Inail, in 11 mesi le denunce di infortunio crescono del 2,1%

30 Dicembre 2021
in Notizie del giorno
Inail, oltre 156mila contagi sul lavoro causa covid

Le denunce di infortunio sul lavoro presentate all’Inail tra gennaio e novembre sono state 502.458 (+2,1% rispetto allo stesso periodo del 2020), 1.116 delle quali con esito mortale (-3%). In aumento le patologie di origine professionale denunciate, che sono state 50.804 (+24,1%). I dati mensili, spiega l’Istituto, sono fortemente influenzati dall’emergenza Coronavirus.

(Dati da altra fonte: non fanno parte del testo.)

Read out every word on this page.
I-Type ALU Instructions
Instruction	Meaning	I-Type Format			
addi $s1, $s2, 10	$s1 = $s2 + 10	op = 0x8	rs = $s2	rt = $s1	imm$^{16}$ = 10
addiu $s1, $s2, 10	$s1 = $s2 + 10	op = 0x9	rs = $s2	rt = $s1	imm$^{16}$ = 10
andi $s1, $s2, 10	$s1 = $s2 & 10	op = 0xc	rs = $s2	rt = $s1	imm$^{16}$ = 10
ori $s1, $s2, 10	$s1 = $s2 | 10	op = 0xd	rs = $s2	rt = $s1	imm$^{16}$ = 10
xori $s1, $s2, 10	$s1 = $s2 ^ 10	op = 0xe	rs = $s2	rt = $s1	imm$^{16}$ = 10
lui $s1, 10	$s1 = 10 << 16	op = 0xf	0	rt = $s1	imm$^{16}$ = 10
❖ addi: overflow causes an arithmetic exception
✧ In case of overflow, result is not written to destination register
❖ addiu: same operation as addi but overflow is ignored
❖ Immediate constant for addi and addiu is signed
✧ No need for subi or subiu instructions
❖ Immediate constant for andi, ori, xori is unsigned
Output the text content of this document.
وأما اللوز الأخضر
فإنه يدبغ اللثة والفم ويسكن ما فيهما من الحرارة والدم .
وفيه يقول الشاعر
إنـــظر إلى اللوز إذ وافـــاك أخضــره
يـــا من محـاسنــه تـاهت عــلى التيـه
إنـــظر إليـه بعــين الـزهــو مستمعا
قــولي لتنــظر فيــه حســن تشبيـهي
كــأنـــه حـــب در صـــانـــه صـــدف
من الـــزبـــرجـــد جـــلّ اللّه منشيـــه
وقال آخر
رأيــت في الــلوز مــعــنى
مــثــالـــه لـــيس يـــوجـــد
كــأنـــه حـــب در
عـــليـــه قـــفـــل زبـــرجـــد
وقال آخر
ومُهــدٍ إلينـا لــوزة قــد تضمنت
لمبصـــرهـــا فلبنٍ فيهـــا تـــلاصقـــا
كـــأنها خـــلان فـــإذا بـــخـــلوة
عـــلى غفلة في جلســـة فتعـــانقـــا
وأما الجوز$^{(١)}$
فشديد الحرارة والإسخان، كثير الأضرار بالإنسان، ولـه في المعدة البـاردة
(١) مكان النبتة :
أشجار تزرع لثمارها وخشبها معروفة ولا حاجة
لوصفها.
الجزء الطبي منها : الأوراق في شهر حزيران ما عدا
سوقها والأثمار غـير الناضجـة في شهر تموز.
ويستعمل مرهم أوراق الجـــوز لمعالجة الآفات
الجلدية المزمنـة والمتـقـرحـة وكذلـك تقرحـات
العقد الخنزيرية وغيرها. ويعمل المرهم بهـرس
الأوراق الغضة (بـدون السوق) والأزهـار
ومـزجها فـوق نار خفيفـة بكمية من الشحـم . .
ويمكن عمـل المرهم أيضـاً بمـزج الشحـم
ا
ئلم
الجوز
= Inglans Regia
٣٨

Il confronto tra i primi 11 mesi del 2020 e del 2021, sottolinea l’Inail, ‘richiede molta prudenza ed è da ritenersi ancora poco significativo a causa della pandemia che, in particolare nel 2020, ha provocato soprattutto per gli infortuni mortali una manifesta tardività nella denuncia, anomala ma rilevantissima, generalizzata in tutti i mesi ma amplificata soprattutto a marzo 2020, mese di inizio pandemia, che ne inficia la comparazione con i mesi del 2021’. Gli open data mensili per il periodo gennaio-novembre 2020 non quantificano, infatti, un certo numero di tardive denunce (in particolare mortali) da contagio da Covid-19, data la circostanza non sempre chiara, emersa soprattutto agli inizi della pandemia e prima dell’emanazione delle circolari Inail n. 13 del 3 aprile 2020 e n. 22 del 20 agosto 2020, di ricondurre la natura dei contagi da nuovo Coronavirus a infortunio sul lavoro e non a malattia professionale.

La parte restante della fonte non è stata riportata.